Competition-Oriented Jeddak Platform

Overview

Jeddak provides a both academia- and industry-oriented platform for privacy computing and federated learning.

This is a competition-oriented lite version of Jeddak. Three guides for deploy, develop and use, respectively are provided below.

Deploy Guide

Jeddak provides two deployment modes: standalone and cluster, where standalone mode is for fast experimental verifications of new algorithms over a single host, and cluster mode supports production in real multi-host applications. Note that the competition is conducted over the cluster mode.

Refer to doc/guide/quickstart.md for deployment guide.

Develop Guide

Jeddak provides standardized interfaces for developing your own federated learning and privacy-preserving algorithms.

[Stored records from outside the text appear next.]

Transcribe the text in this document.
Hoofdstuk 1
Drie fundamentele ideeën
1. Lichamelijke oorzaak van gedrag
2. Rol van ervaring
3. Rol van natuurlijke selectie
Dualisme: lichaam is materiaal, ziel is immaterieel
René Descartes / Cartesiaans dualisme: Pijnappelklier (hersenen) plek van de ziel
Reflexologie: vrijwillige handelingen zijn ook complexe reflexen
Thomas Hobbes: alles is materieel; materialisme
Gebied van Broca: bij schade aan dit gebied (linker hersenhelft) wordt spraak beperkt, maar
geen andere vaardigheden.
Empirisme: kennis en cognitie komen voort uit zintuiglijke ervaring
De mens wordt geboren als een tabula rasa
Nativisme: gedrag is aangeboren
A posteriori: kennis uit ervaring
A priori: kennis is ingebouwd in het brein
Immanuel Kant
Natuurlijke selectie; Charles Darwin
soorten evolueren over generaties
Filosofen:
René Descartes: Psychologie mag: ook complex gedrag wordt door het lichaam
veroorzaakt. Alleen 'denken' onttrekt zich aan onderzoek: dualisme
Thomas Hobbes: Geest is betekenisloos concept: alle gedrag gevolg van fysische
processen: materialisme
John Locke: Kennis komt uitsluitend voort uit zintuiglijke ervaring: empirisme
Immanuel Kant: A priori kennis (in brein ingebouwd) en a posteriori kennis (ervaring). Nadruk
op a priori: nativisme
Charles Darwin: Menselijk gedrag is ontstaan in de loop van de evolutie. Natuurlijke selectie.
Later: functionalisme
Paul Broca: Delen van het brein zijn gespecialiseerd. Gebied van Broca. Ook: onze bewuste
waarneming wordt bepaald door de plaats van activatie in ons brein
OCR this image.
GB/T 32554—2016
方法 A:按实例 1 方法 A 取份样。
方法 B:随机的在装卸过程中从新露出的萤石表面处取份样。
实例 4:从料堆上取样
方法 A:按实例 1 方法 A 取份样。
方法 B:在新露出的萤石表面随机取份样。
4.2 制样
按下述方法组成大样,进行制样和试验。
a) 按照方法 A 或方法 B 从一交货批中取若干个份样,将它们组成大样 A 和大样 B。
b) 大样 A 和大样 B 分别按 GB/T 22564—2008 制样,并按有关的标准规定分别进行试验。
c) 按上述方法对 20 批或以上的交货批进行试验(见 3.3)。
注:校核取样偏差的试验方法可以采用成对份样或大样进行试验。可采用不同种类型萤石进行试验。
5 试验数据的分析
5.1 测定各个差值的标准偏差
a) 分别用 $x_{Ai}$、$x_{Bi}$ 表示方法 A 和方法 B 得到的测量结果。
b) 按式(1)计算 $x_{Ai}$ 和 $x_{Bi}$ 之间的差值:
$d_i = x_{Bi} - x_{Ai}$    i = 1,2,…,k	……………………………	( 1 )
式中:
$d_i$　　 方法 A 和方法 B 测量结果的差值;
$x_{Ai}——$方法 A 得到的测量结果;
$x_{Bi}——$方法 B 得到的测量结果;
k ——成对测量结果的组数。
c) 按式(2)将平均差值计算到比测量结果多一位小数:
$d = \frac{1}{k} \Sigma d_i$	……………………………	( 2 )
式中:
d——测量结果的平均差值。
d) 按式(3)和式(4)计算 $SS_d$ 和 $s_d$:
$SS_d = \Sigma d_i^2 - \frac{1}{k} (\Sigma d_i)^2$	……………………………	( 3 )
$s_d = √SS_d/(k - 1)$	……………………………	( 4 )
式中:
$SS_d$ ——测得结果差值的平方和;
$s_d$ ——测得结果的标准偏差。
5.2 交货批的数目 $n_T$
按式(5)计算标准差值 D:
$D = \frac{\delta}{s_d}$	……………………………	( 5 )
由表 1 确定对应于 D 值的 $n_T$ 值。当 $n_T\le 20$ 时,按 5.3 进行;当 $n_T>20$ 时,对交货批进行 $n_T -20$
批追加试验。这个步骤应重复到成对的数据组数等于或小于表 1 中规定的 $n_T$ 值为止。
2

Refer to doc/guide/develop_guide.md for more details.

Use Guide

Algorithm List

Jeddak provides a series of developed privacy-preserving algorithms as described in the following table. For this lite version, a limited number of such algorithms are mainly for the purpose of demonstration. Their configurations can be found at example/conf/.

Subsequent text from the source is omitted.